City Manager Bruce Haddock has recommended contracting with Pinellas County for building plan reviews and inspections. And that decision will result in the loss of the city's building codes administrator, he said.
Oldsmar has considered outsourcing for years without pulling the trigger. But the city could no longer ignore the reality that the county can provide the same service more cheaply, Haddock said.
"It's never a pleasant situation. We've, in the past few years, eliminated vacant positions," Haddock said, but "after this period of time, you kind of run out of options."
Al Braithwaite, the city's director of administrative services, said he's not sure how much the city could save by contracting with the county, because contract details haven't been nailed down. But he expects to know more later this week.
Including the proposed layoff, the city plans to lose the equivalent of 2.5 full-time jobs from its general fund, which is proposed at about $12.8 million.
The budget includes a 2 percent merit raise for nonunion workers.
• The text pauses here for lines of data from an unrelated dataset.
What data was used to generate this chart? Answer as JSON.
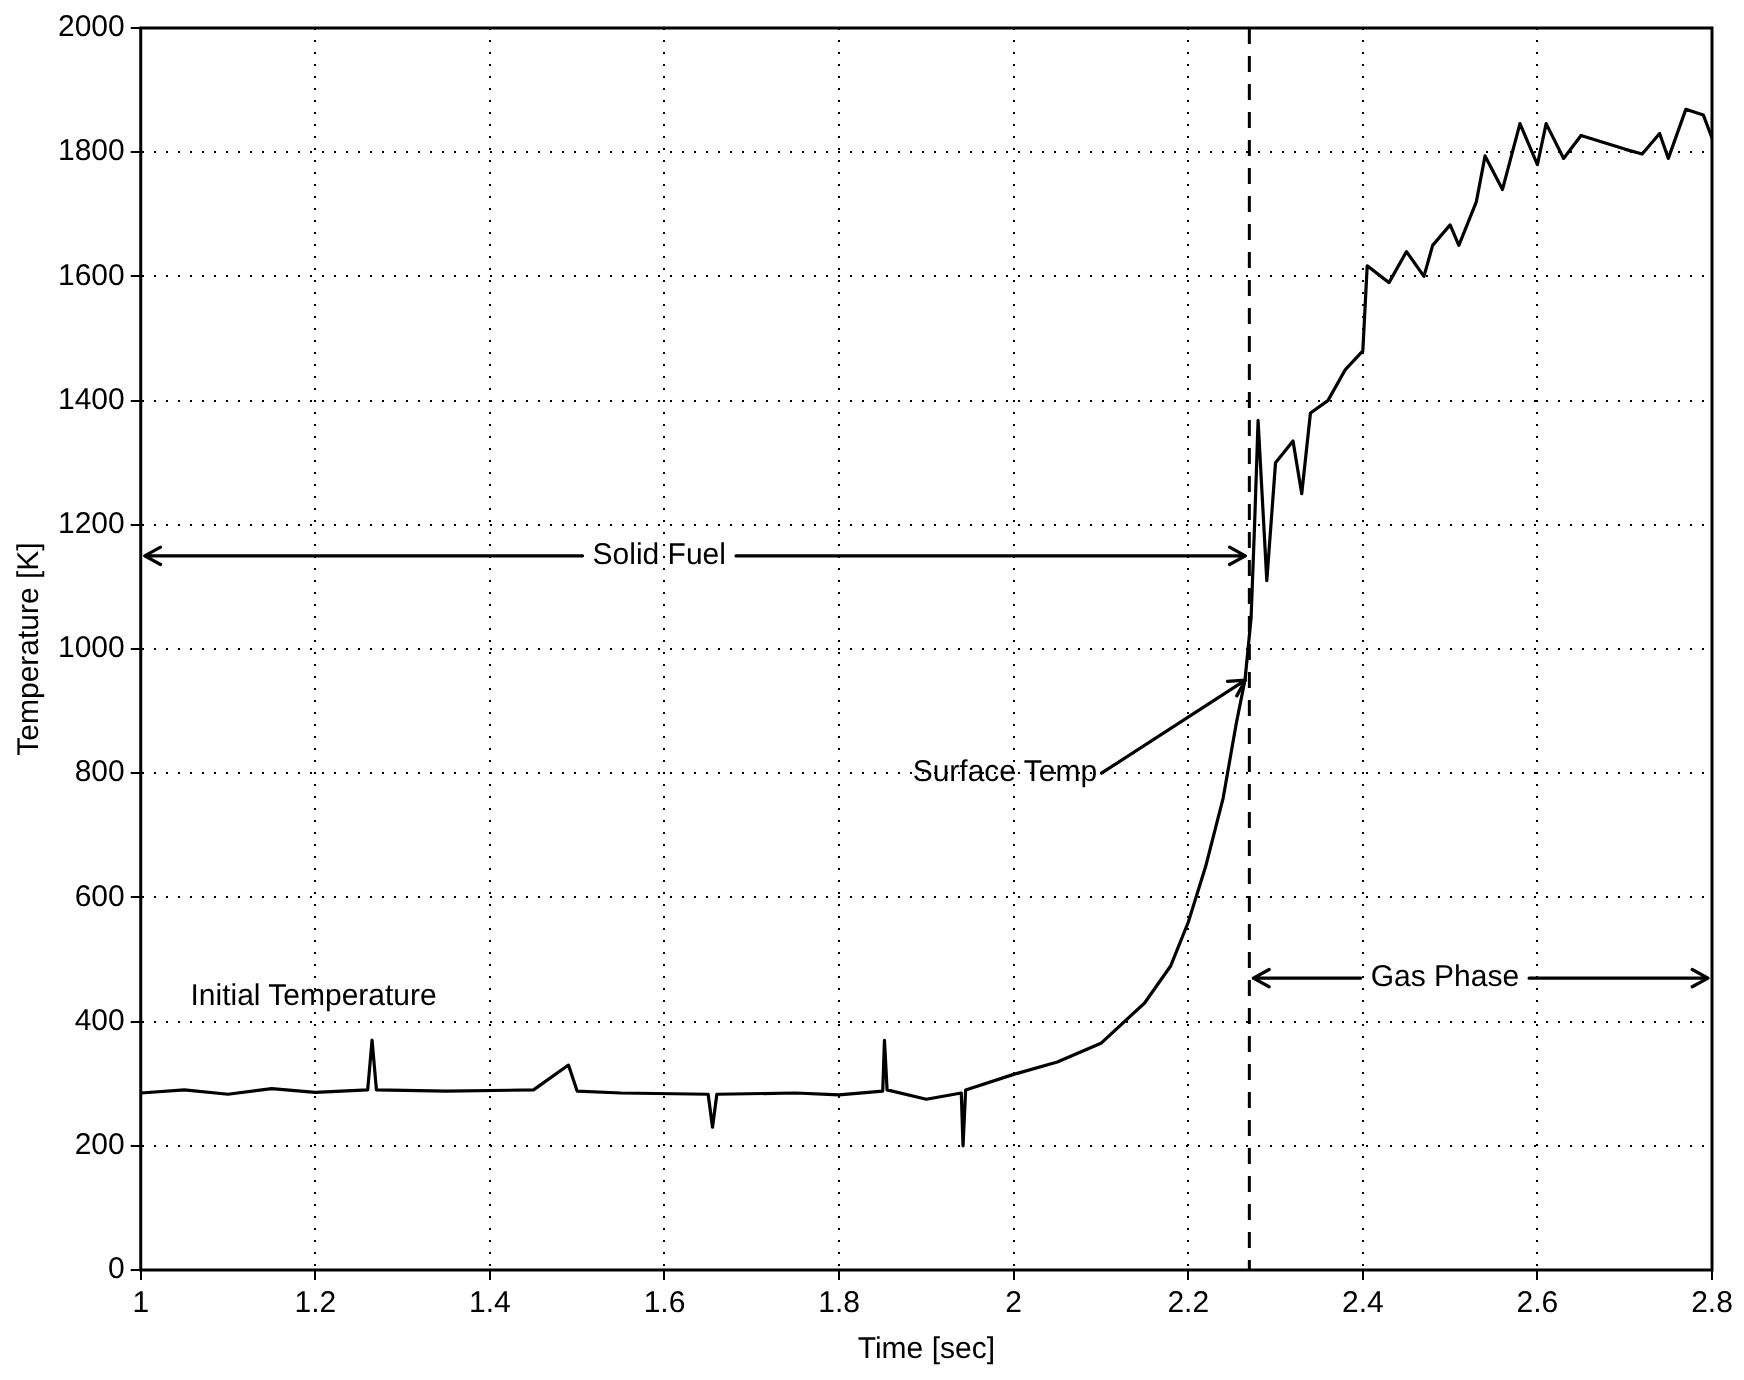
{
  "chart_data": {
    "type": "line",
    "xlabel": "Time [sec]",
    "ylabel": "Temperature [K]",
    "x": [
      1.0,
      1.05,
      1.1,
      1.15,
      1.2,
      1.26,
      1.265,
      1.27,
      1.35,
      1.45,
      1.49,
      1.5,
      1.55,
      1.65,
      1.655,
      1.66,
      1.75,
      1.8,
      1.85,
      1.852,
      1.855,
      1.9,
      1.94,
      1.942,
      1.945,
      2.0,
      2.05,
      2.1,
      2.15,
      2.18,
      2.2,
      2.22,
      2.24,
      2.255,
      2.265,
      2.272,
      2.276,
      2.28,
      2.29,
      2.3,
      2.32,
      2.33,
      2.34,
      2.36,
      2.38,
      2.4,
      2.405,
      2.43,
      2.45,
      2.47,
      2.48,
      2.5,
      2.51,
      2.53,
      2.54,
      2.56,
      2.58,
      2.6,
      2.61,
      2.63,
      2.65,
      2.7,
      2.72,
      2.74,
      2.75,
      2.77,
      2.79,
      2.8
    ],
    "series": [
      {
        "color": "#000000",
        "values": [
          285,
          290,
          283,
          292,
          286,
          290,
          370,
          290,
          288,
          290,
          330,
          288,
          285,
          283,
          230,
          283,
          285,
          282,
          288,
          370,
          290,
          275,
          285,
          200,
          290,
          315,
          335,
          365,
          430,
          490,
          560,
          650,
          760,
          880,
          950,
          1050,
          1200,
          1368,
          1110,
          1300,
          1335,
          1250,
          1380,
          1400,
          1450,
          1480,
          1617,
          1590,
          1640,
          1600,
          1650,
          1683,
          1650,
          1720,
          1794,
          1740,
          1846,
          1780,
          1846,
          1790,
          1827,
          1805,
          1797,
          1830,
          1790,
          1869,
          1860,
          1823
        ]
      }
    ],
    "xlim": [
      1,
      2.8
    ],
    "xticks": [
      1,
      1.2,
      1.4,
      1.6,
      1.8,
      2,
      2.2,
      2.4,
      2.6,
      2.8
    ],
    "ylim": [
      0,
      2000
    ],
    "yticks": [
      0,
      200,
      400,
      600,
      800,
      1000,
      1200,
      1400,
      1600,
      1800,
      2000
    ],
    "grid": true,
    "legend": false,
    "marker": "none",
    "line_style": "solid",
    "ref_lines": [
      {
        "axis": "x",
        "value": 2.27,
        "line_style": "dashed",
        "color": "#000000"
      }
    ],
    "annotations": [
      {
        "text": "Solid Fuel",
        "x": 2.27,
        "y": 1150
      },
      {
        "text": "Surface Temp",
        "x": 2.27,
        "y": 950
      },
      "Initial Temperature",
      "Gas Phase"
    ]
  }
}
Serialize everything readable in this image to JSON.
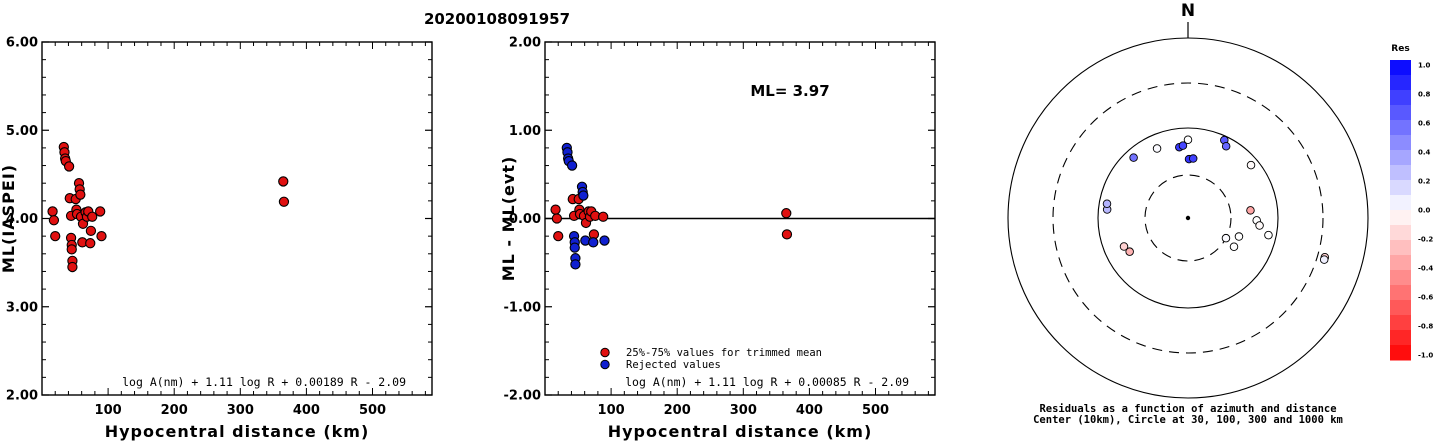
{
  "title": "20200108091957",
  "chart_data": [
    {
      "type": "scatter",
      "xlabel": "Hypocentral distance (km)",
      "ylabel": "ML(IASPEI)",
      "xlim": [
        0,
        590
      ],
      "ylim": [
        2.0,
        6.0
      ],
      "xticks": [
        "100",
        "200",
        "300",
        "400",
        "500"
      ],
      "yticks": [
        "2.00",
        "3.00",
        "4.00",
        "5.00",
        "6.00"
      ],
      "formula": "log A(nm) + 1.11 log R + 0.00189 R - 2.09",
      "series": [
        {
          "color": "#e01010",
          "points": [
            [
              16,
              4.08
            ],
            [
              18,
              3.98
            ],
            [
              20,
              3.8
            ],
            [
              33,
              4.81
            ],
            [
              34,
              4.75
            ],
            [
              35,
              4.68
            ],
            [
              36,
              4.65
            ],
            [
              41,
              4.59
            ],
            [
              42,
              4.23
            ],
            [
              44,
              4.03
            ],
            [
              44,
              3.78
            ],
            [
              45,
              3.7
            ],
            [
              45,
              3.65
            ],
            [
              46,
              3.52
            ],
            [
              46,
              3.45
            ],
            [
              51,
              4.22
            ],
            [
              52,
              4.1
            ],
            [
              53,
              4.05
            ],
            [
              56,
              4.4
            ],
            [
              57,
              4.33
            ],
            [
              58,
              4.27
            ],
            [
              59,
              4.02
            ],
            [
              61,
              3.73
            ],
            [
              62,
              3.94
            ],
            [
              66,
              4.07
            ],
            [
              68,
              4.02
            ],
            [
              70,
              4.08
            ],
            [
              73,
              3.72
            ],
            [
              74,
              3.86
            ],
            [
              76,
              4.02
            ],
            [
              88,
              4.08
            ],
            [
              90,
              3.8
            ],
            [
              365,
              4.42
            ],
            [
              366,
              4.19
            ]
          ]
        }
      ]
    },
    {
      "type": "scatter",
      "xlabel": "Hypocentral distance (km)",
      "ylabel": "ML - ML(evt)",
      "xlim": [
        0,
        590
      ],
      "ylim": [
        -2.0,
        2.0
      ],
      "xticks": [
        "100",
        "200",
        "300",
        "400",
        "500"
      ],
      "yticks": [
        "-2.00",
        "-1.00",
        "0.00",
        "1.00",
        "2.00"
      ],
      "annotation": "ML= 3.97",
      "formula": "log A(nm) + 1.11 log R + 0.00085 R - 2.09",
      "legend": [
        "25%-75% values for trimmed mean",
        "Rejected values"
      ],
      "series": [
        {
          "name": "25%-75% values for trimmed mean",
          "color": "#e01010",
          "points": [
            [
              16,
              0.1
            ],
            [
              18,
              0.0
            ],
            [
              20,
              -0.2
            ],
            [
              42,
              0.22
            ],
            [
              44,
              0.03
            ],
            [
              51,
              0.22
            ],
            [
              52,
              0.1
            ],
            [
              53,
              0.05
            ],
            [
              59,
              0.03
            ],
            [
              62,
              -0.05
            ],
            [
              66,
              0.08
            ],
            [
              68,
              0.02
            ],
            [
              70,
              0.08
            ],
            [
              74,
              -0.18
            ],
            [
              76,
              0.03
            ],
            [
              88,
              0.02
            ],
            [
              365,
              0.06
            ],
            [
              366,
              -0.18
            ]
          ]
        },
        {
          "name": "Rejected values",
          "color": "#1020d0",
          "points": [
            [
              33,
              0.8
            ],
            [
              34,
              0.75
            ],
            [
              35,
              0.68
            ],
            [
              36,
              0.65
            ],
            [
              41,
              0.6
            ],
            [
              44,
              -0.2
            ],
            [
              45,
              -0.27
            ],
            [
              45,
              -0.33
            ],
            [
              46,
              -0.45
            ],
            [
              46,
              -0.52
            ],
            [
              56,
              0.36
            ],
            [
              57,
              0.3
            ],
            [
              58,
              0.26
            ],
            [
              61,
              -0.25
            ],
            [
              73,
              -0.27
            ],
            [
              90,
              -0.25
            ]
          ]
        }
      ]
    },
    {
      "type": "scatter",
      "north_label": "N",
      "colorbar_title": "Res",
      "colorbar_ticks": [
        "1.0",
        "0.8",
        "0.6",
        "0.4",
        "0.2",
        "0.0",
        "-0.2",
        "-0.4",
        "-0.6",
        "-0.8",
        "-1.0"
      ],
      "caption": [
        "Residuals as a function of azimuth and distance",
        "Center (10km), Circle at 30, 100, 300 and 1000 km"
      ],
      "points": [
        {
          "az": 0,
          "dist": 74,
          "res": 0.0
        },
        {
          "az": 25,
          "dist": 90,
          "res": 0.65
        },
        {
          "az": 28,
          "dist": 80,
          "res": 0.6
        },
        {
          "az": 50,
          "dist": 82,
          "res": -0.02
        },
        {
          "az": 83,
          "dist": 50,
          "res": -0.35
        },
        {
          "az": 92,
          "dist": 58,
          "res": 0.0
        },
        {
          "az": 96,
          "dist": 63,
          "res": -0.02
        },
        {
          "az": 110,
          "dist": 40,
          "res": 0.0
        },
        {
          "az": 102,
          "dist": 82,
          "res": 0.0
        },
        {
          "az": 106,
          "dist": 365,
          "res": -0.18
        },
        {
          "az": 107,
          "dist": 366,
          "res": 0.06
        },
        {
          "az": 118,
          "dist": 30,
          "res": 0.02
        },
        {
          "az": 122,
          "dist": 40,
          "res": 0.0
        },
        {
          "az": 240,
          "dist": 56,
          "res": -0.3
        },
        {
          "az": 246,
          "dist": 60,
          "res": -0.18
        },
        {
          "az": 276,
          "dist": 80,
          "res": 0.28
        },
        {
          "az": 280,
          "dist": 82,
          "res": 0.3
        },
        {
          "az": 318,
          "dist": 80,
          "res": 0.55
        },
        {
          "az": 336,
          "dist": 70,
          "res": 0.02
        },
        {
          "az": 353,
          "dist": 62,
          "res": 0.78
        },
        {
          "az": 356,
          "dist": 64,
          "res": 0.72
        },
        {
          "az": 1,
          "dist": 45,
          "res": 0.8
        },
        {
          "az": 5,
          "dist": 46,
          "res": 0.75
        }
      ]
    }
  ]
}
Oldsmar's general fund gleans about a third of its revenue from property taxes. About half of the fund goes toward personnel costs.
Haddock also proposed maintaining the same property tax rate. That means, for the 22nd year in a row, the city will have a rate that's the same or lower than the previous year.
Braithwaite said the city's general fund reserves are sufficient to cover the city in case of an emergency. The proposed budget includes $1.2 million in "rainy day" funds. The city also has an existing unrestricted/undesignated general fund balance of about $4.7 million that can be used for any purpose, he said.
In one enterprise fund, supported mostly by charges for services, the city manager expects to expand staff by hiring five employees for the city's new reverse osmosis water treatment plant. Training for the workers is scheduled to start next March.
The total 2011-12 proposed budget, with capital expenditures wrapped in, amounts to $26.3 million. That's about $18.7 million less than this year's budget was, chiefly due to a reduction in capital projects and the expected completion of the city's new water supply project, according to Haddock's budget message.